In comparison to other detection networks, which exhibit superior detection accuracy, the SH-SSD network consistently demonstrates commendable detection performance. While its detection speed is marginally slower than that of YOLOv5, it still satisfies real-time detection demands. These findings underscore the suitability of the SH-SSD network for tasks involving sheep’s head detection.
This study centers its investigation on sheep as the primary research subject, with a specific emphasis on addressing issues encompassing dynamic counting and tracking within the detection model. Additionally, it delves into topics such as dataset construction, optimization of convolutional neural networks, and enhancements in tracking and detection accuracy.
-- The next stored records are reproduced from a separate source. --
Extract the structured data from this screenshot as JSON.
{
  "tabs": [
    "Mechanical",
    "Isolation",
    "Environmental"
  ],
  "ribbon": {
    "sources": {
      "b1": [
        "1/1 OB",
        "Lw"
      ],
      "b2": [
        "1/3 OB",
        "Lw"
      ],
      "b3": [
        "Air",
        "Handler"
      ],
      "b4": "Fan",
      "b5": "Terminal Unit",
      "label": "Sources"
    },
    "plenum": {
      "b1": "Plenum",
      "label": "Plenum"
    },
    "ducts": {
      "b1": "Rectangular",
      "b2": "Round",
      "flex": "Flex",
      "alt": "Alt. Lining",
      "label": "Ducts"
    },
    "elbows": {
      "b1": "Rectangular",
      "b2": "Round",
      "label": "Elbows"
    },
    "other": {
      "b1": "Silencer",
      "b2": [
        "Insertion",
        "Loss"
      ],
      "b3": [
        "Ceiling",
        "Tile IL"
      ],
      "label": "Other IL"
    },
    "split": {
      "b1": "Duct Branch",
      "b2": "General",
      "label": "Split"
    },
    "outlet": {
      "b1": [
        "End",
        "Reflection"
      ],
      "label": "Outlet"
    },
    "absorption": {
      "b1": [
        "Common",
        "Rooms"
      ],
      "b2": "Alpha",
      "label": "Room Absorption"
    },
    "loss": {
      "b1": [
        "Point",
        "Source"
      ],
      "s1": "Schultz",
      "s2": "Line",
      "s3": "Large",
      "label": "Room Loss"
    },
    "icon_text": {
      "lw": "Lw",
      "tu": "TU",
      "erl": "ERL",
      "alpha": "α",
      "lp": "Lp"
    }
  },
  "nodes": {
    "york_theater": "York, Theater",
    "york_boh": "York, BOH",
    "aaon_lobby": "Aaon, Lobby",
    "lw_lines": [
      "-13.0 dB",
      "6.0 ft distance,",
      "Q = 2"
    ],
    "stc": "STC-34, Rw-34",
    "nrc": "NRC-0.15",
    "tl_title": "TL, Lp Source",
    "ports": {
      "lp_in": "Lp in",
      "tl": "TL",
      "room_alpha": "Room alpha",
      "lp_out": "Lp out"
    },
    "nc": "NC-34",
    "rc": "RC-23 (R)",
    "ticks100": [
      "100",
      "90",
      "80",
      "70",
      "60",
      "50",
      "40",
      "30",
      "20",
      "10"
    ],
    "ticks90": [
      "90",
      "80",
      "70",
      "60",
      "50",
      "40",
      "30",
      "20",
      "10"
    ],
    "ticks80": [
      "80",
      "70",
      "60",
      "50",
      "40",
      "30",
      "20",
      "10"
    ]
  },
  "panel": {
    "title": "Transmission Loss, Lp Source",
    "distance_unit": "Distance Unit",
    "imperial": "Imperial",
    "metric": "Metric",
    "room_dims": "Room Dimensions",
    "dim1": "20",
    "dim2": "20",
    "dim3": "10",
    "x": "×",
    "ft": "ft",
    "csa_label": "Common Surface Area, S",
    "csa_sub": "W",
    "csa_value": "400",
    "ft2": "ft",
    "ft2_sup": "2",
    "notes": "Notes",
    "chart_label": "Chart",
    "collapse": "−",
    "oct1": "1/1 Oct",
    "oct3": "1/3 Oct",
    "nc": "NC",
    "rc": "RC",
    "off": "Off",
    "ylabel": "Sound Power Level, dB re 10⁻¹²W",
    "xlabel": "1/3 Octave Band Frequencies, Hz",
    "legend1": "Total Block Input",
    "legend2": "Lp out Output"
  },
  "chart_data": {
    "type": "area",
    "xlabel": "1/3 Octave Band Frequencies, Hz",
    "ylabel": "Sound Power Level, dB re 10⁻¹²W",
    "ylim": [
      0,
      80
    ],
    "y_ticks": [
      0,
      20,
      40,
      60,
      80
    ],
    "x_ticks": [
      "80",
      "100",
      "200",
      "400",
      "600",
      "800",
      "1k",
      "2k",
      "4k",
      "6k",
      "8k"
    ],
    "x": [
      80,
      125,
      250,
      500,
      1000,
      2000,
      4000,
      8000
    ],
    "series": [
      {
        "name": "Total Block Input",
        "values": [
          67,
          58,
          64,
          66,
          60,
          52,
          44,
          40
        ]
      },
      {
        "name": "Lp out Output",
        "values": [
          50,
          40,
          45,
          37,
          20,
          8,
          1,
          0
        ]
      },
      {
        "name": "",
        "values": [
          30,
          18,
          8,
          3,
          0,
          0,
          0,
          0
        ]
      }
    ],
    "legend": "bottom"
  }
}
Our experimental outcomes highlight the practical feasibility of applying tracking results to a single-line counting approach, yielding effective sheep counting. Consequently, we justified confidence in asserting that the automatic sheep-counting methodology outlined in this paper aligns with the requisites of real-world application. This method holds inherent value within the context of the sheep farming industry, while concurrently presenting novel insights for the broader realm of intelligent animal husbandry production.